Jan 17, 2010

Is private housing rally sustainable?

There's still housing demand but heavy reliance on investor buyers poses risks

By Colin Tan

In July last year, a buying wave of tsunami proportions drove developers' sales for the month to an astounding 2,772 units.

To put that into context, the number was huge even for a quarter, let alone a single month. It is easily more than three times the monthly average sales of 700 to 900 units over the past decade.

If robust sales for the previous five months - averaging over 1,400 units per month - had not made policymakers sit up, this result certainly caught everyone's attention.

Was it pent-up demand? Quite a few thought so. Speculative? The Government thought so. It announced measures in September to 'temper the exuberance in the market and pre-empt any speculative bubble from forming'.

Developers were dismayed, thinking the measures were a death knell for the fragile market. Actually, the impact was more psychological than real, because the measures were aimed at pure speculative plays, not investors.

Have the measures worked? It is hard to tell. Sales in the following months fell, but they would have come down anyway, with or without the measures. July's figures were simply too high.

Many predicted even fewer sales with the approaching year-end holiday period. But November's figures showed a solid 600 units sold. Considering it was a 'slow' month, sales were good as they were achieved despite rising prices.

The actual price rise in the fourth quarter of last year will probably be more than the 7.3per cent estimate last month. Certainly, this is not a market which has seen better days.

Will buying continue? There is no reason why not. Investors are buying, not speculators, so the cooling measures have little impact.

Chinese investors in particular are leading the charge. Many have taken profit in China's real estate boom, and their funds are now moving into Hong Kong and spilling over to Singapore.

So what might happen this year? Unless there are alternative channels for this massive liquidity, the buying will likely continue until the authorities are forced to step in to limit the risks arising from the banking sector's increased exposure to the property sector.

As I see it, there are two possible scenarios for this year: continued healthy growth, or a sharp correction.

Demand still genuine

There is genuine pent-up demand for homes as there has been a rapid increase in the number of households over the past two years. Many are buying now instead of renting, with the majority buying for their own occupation.

While incomes have not risen as rapidly as prices, most buyers are sitting on accumulated wealth. In the case of new permanent residents, many have made huge capital gains on properties in their home countries.

The opening of the integrated resorts will bring in more employees. Even if these are not of managerial level, they will stoke the Housing Board resale market, which in turn supports the private housing market as HDB upgraders cross over.

The economy's exposure to property will be moderate as most buyers are not borrowing up to the 80per cent allowed, as they are using their accumulated wealth to lower their loan-to-price ratio.

Importantly, the economy is growing again. So will incomes, even if both are expected to see slow growth.
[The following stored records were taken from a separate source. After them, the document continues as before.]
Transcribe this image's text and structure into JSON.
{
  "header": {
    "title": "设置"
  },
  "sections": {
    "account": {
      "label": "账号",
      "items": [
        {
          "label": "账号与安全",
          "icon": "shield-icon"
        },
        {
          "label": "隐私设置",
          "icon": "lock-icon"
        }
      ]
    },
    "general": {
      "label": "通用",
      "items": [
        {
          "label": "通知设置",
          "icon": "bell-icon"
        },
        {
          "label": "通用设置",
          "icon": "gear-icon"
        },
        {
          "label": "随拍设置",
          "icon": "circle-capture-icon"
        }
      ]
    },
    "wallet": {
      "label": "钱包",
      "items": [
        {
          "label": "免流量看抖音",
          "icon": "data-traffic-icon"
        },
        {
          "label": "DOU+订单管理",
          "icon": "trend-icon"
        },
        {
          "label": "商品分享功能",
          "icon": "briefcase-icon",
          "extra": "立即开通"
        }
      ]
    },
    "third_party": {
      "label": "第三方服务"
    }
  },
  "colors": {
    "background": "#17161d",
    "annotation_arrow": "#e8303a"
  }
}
The widening gap between home prices and economic fundamentals will narrow eventually.

Money from China and elsewhere is flowing in in search of long-term investments. Even if they are not living here now, most investors intend to make Singapore their home in the not-too-distant future. Many are not likely to pull out their funds at the drop of a hat.

Investing in property is a hedge against inflation. Where stock prices may go down, property will hold its value. Investing in property is a sure thing if you hold it long enough.
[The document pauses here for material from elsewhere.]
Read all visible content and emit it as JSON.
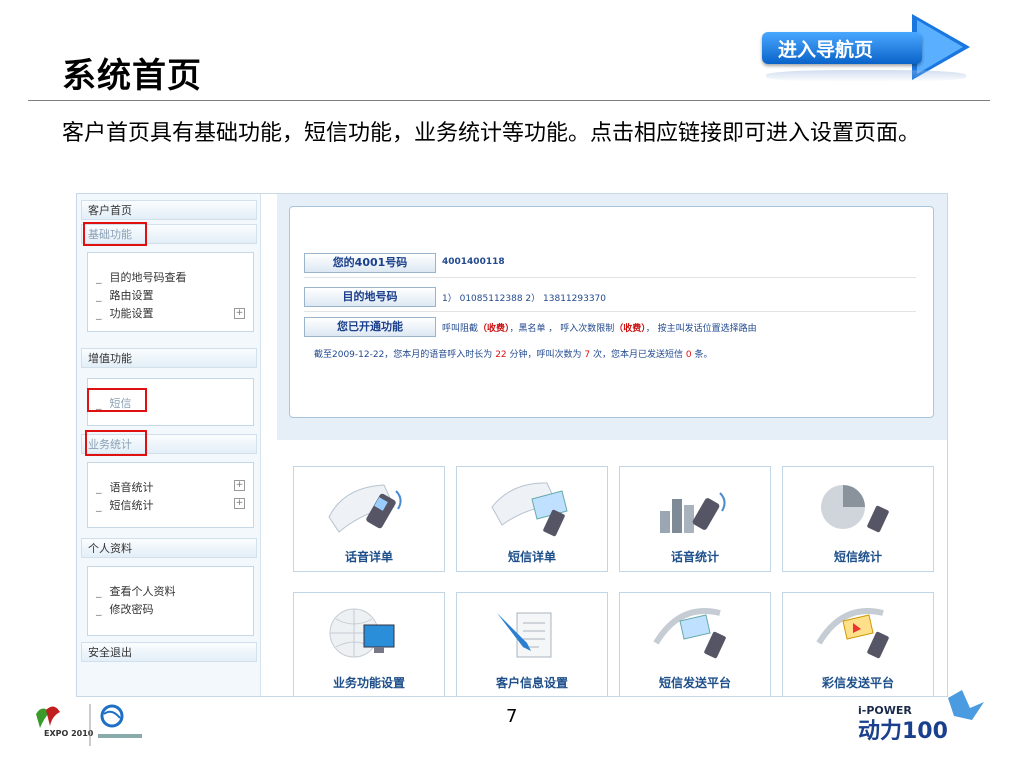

Over-reliance on investors?

But part of the capital inflow that is driving up property sales and prices is hot money seeking high yields. If returns are better elsewhere, it could leave quickly.

Liquidity also feeds on confidence. When that is lost, funds move out, such as in Dubai.

At current price levels, most genuine owner-occupiers have been crowded out. This explains the sudden popularity in HDB resale flats and the sharp rise in resale prices.

Many of those still buying homes are investors. Developers recognise this and are focused on the investor buyer: apartment sizes have shrunk to as little as 300 to 400 sq ft to raise affordability and some sales previews are limited to buyers interested in multiple units.

If investors form the bulk of buyers, who will occupy the completed units? Private rentals are not moving up just yet. Traditionally, owner-occupiers form the bedrock of property purchasers. When that balance is heavily distorted, you can expect serious repercussions.

Also, property prices move in cycles. Gone are the days when prices moved up in a straight line. Buying at the peak means waiting a full cycle before prices come up again. In the meantime, will rentals cover investors' loan repayments?

The stimulus packages rolled out by governments worldwide helped save the financial system from collapse. However, this situation is unsustainable and the stimulus will need to be rolled back eventually, leading to rising interest rates.

With rates so low now, any big increases could translate to a doubling or even tripling of mortgage payments.

Even if Singapore manages its asset inflation situation prudently, a domino effect is still possible if overseas property bubbles burst.

To sum up, the health of the market depends on the number of investors versus those buying for their own use. But even if there are many more investors, it still does not guarantee that the market will correct immediately, although cracks will eventually surface.

The writer is director and head of research and consultancy at Chesterton Suntec International.